A proposed 1.5 million-ton-per-year coal refinery on the Indonesian island of Kalimantan is the closest to being built, he said. That project is being undertaken with investment from Sumitomo Corp. of Japan.
Collins said Evergreen is also studying the option of building other plants in the United States.
"We're going to have to build multiple plants in a number of different areas," he said. "And if we could get a plant built in Wyoming first that would be great. If it doesn't become first, then I think there's always that opportunity to build a plant in Wyoming if we do want to do that."
He said Evergreen has been working on obtaining permits to build a plant in the Powder River Basin in northeast Wyoming for about the last 14 months. The company has not begun any permit work in other states, he said.
Collins said a key factor in locating new plants will be good access to multiple forms of transportation, multiple customers and multiple types of coal.
Moving massive amounts of coal in northeast Wyoming is mainly limited to trains. Collins said areas of the Midwest offer river barges and trucks as alternate transportation, giving the company more leeway with both moving the coal and price competition among shippers.
Building a plant in Wyoming "depends on how quickly we can work with the railroads in terms of coming up with reasonable transportation rates," Collins said.

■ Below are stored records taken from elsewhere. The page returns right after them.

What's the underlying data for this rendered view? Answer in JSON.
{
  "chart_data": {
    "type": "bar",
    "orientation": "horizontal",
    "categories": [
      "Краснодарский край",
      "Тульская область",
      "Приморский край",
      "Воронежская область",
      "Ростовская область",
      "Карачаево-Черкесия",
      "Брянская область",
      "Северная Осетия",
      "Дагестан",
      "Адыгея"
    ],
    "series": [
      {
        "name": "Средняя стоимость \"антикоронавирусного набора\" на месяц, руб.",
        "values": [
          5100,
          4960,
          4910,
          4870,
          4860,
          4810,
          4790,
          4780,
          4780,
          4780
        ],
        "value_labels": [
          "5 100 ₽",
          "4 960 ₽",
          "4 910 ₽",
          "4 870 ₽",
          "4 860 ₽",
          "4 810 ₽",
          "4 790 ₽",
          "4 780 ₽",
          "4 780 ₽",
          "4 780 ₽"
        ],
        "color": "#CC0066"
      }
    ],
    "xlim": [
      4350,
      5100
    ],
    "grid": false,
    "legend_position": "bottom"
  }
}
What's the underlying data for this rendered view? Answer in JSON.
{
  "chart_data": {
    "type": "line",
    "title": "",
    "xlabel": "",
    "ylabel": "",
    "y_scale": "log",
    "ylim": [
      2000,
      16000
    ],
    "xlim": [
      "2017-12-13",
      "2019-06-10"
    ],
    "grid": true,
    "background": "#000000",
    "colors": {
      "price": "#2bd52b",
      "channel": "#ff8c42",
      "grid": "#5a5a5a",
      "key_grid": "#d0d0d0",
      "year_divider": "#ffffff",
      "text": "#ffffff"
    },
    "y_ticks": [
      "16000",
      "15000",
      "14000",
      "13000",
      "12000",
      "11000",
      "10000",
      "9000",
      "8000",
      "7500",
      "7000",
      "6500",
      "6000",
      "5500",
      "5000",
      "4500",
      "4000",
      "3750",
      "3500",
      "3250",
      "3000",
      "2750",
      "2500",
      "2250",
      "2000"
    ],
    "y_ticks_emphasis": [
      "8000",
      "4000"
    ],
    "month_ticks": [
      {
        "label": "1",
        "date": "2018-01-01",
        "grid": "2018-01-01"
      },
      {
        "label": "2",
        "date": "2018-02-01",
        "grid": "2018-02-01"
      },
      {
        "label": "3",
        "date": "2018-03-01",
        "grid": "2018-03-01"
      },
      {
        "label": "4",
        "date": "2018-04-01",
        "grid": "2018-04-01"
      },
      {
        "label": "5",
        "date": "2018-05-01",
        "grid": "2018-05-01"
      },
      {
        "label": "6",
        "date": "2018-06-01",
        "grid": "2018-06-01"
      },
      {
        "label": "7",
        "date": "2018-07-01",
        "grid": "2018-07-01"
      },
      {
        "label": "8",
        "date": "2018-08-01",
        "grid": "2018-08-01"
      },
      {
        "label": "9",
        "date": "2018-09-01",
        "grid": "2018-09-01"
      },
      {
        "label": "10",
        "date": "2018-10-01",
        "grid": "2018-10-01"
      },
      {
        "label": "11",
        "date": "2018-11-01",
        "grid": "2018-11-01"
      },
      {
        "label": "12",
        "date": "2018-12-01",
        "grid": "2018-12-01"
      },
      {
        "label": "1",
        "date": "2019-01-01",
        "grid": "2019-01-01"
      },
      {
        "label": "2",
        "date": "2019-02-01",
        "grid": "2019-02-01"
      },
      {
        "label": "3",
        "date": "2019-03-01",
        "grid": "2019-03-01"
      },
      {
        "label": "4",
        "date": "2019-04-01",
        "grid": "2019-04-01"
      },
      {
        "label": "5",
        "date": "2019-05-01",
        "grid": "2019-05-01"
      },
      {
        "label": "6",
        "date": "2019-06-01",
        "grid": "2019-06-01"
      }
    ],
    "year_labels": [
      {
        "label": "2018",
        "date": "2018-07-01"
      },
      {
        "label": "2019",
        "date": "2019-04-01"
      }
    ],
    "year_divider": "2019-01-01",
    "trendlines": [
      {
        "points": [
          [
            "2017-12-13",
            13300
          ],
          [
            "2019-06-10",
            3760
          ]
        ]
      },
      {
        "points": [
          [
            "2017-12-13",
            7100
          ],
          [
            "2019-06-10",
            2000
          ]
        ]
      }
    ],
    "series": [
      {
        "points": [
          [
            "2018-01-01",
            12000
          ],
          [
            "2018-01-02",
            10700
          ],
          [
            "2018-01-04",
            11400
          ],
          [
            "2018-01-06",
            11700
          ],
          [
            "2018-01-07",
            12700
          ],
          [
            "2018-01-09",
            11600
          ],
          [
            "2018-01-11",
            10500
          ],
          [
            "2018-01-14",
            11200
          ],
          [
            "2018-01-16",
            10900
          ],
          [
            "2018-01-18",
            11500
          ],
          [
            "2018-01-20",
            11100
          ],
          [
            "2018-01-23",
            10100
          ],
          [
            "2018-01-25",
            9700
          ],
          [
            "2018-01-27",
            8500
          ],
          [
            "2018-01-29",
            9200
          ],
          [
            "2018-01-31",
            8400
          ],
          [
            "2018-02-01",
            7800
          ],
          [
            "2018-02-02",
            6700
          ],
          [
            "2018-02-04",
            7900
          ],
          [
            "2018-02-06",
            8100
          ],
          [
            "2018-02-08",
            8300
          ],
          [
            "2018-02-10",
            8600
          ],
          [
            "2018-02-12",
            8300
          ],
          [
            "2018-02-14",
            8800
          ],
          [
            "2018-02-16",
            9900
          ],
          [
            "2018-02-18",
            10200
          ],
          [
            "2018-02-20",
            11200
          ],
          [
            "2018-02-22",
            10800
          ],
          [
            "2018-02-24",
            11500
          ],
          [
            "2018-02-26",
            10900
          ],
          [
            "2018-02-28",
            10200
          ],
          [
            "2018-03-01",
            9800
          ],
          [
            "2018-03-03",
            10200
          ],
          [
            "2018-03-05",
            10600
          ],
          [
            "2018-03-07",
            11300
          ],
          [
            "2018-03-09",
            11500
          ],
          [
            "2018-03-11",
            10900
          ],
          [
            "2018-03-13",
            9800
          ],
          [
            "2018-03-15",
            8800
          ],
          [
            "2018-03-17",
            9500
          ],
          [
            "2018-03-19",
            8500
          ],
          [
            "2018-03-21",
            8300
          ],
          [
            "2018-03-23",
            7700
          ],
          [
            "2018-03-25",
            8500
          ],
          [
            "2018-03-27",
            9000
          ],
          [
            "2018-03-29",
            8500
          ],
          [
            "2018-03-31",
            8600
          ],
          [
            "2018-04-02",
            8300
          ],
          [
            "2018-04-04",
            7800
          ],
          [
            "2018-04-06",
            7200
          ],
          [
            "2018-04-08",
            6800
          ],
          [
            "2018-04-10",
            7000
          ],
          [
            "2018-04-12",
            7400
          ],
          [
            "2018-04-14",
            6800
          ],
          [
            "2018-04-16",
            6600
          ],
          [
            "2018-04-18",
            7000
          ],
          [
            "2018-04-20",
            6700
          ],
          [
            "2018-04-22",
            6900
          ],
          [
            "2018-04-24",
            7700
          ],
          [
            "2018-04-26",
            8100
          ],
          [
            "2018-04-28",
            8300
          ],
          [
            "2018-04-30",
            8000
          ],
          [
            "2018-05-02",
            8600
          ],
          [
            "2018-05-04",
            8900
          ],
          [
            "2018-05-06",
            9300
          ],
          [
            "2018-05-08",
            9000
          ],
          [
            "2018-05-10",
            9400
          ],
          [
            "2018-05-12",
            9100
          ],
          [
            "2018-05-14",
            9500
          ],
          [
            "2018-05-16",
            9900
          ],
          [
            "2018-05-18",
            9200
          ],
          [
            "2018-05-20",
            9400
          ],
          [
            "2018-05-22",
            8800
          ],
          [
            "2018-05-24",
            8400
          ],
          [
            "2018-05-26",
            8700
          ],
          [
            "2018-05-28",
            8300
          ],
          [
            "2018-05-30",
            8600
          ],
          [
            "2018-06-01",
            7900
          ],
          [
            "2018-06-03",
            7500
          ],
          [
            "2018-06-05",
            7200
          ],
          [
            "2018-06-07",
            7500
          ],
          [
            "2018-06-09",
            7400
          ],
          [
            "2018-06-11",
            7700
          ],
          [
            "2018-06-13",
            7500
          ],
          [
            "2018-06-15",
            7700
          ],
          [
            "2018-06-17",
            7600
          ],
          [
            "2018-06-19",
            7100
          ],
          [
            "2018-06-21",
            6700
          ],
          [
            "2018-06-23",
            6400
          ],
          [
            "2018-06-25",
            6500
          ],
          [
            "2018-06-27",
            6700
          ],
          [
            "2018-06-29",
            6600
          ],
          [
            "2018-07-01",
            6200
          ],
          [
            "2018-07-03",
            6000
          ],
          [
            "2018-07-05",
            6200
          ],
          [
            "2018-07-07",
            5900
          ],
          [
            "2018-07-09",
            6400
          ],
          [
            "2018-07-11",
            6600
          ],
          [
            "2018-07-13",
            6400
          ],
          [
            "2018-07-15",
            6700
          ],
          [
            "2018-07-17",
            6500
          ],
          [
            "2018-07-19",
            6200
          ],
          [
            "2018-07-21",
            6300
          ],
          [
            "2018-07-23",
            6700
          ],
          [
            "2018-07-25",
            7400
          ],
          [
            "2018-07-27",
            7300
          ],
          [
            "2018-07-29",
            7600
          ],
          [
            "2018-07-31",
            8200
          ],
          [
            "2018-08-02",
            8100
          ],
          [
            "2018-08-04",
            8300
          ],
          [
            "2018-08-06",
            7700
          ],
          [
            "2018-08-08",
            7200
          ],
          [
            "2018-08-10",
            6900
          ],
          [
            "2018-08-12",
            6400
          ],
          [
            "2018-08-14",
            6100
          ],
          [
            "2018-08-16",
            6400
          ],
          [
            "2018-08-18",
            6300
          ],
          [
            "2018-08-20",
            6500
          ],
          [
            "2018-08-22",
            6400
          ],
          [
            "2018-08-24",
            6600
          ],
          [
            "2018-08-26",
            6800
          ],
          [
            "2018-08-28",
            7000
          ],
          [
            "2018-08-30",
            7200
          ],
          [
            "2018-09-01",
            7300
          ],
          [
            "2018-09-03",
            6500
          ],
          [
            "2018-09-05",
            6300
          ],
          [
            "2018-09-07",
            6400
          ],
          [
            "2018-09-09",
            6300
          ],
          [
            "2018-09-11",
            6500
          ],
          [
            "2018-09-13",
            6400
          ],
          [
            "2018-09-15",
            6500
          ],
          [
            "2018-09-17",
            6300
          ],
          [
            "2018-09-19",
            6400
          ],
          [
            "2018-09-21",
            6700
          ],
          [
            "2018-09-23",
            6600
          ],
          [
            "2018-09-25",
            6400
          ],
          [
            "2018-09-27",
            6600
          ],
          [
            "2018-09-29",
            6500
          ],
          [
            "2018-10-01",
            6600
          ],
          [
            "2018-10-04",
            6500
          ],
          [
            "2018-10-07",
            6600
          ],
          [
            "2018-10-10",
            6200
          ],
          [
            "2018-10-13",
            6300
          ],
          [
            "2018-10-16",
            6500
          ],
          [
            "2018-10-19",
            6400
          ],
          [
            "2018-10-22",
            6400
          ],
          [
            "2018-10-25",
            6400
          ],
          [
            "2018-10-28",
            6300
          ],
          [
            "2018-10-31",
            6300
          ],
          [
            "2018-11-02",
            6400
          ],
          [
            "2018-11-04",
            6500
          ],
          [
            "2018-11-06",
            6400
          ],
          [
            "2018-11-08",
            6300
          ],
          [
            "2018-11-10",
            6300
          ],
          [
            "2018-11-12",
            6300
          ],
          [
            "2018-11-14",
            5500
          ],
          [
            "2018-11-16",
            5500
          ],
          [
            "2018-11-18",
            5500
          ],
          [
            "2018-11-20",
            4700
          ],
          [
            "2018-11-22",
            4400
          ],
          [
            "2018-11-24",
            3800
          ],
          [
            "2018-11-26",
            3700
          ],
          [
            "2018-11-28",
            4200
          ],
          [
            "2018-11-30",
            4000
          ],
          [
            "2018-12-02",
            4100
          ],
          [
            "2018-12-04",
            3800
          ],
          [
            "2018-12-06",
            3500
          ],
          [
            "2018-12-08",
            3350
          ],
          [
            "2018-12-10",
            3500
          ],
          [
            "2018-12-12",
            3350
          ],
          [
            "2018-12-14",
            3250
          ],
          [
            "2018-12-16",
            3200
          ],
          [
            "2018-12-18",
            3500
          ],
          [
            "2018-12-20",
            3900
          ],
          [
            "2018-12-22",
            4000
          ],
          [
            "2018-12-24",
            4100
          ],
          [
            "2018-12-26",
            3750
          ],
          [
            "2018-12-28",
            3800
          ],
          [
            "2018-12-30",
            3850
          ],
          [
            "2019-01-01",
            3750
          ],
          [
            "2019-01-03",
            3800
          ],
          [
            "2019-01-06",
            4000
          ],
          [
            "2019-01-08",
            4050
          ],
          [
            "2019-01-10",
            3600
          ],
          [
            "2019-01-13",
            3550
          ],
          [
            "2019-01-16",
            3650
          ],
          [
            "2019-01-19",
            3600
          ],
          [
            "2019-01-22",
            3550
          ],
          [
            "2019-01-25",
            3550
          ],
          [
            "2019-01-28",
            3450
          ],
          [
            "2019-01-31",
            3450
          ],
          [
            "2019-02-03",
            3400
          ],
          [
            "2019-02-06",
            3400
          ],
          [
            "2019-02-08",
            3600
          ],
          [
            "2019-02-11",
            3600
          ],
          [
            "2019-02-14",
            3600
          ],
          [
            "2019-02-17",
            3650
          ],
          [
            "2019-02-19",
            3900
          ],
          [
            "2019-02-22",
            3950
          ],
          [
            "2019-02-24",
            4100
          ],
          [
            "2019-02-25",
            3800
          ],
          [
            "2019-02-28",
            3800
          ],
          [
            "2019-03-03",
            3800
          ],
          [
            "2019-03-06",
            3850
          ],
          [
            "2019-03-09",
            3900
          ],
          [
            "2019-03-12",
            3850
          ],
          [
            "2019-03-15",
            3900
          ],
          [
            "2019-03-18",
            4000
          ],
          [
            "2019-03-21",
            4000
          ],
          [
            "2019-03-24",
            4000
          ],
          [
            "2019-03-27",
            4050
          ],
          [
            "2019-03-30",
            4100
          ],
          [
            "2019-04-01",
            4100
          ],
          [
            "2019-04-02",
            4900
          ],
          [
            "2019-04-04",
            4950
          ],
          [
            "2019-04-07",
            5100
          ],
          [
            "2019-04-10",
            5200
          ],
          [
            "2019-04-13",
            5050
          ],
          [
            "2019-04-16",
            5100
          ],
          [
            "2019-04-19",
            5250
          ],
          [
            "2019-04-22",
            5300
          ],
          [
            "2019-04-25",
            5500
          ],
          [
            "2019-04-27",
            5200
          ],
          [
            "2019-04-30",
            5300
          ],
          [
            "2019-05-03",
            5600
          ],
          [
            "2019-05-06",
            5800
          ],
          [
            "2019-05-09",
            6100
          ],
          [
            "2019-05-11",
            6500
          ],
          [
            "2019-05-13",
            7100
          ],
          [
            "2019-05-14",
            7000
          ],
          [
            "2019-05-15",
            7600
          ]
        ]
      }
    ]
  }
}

"If there's other locations as we move down the road, we would still think it was a very viable concept to build a plant in the PRB in Wyoming," he said.
The K-Fuel process reduces the moisture content of low-grade coals such as lignite and sub-bituminous from roughly 30 percent to 7.5 percent and boosts the heat value from 8,000 British thermal units per pound to as much as 11,000 BTU, the company has said.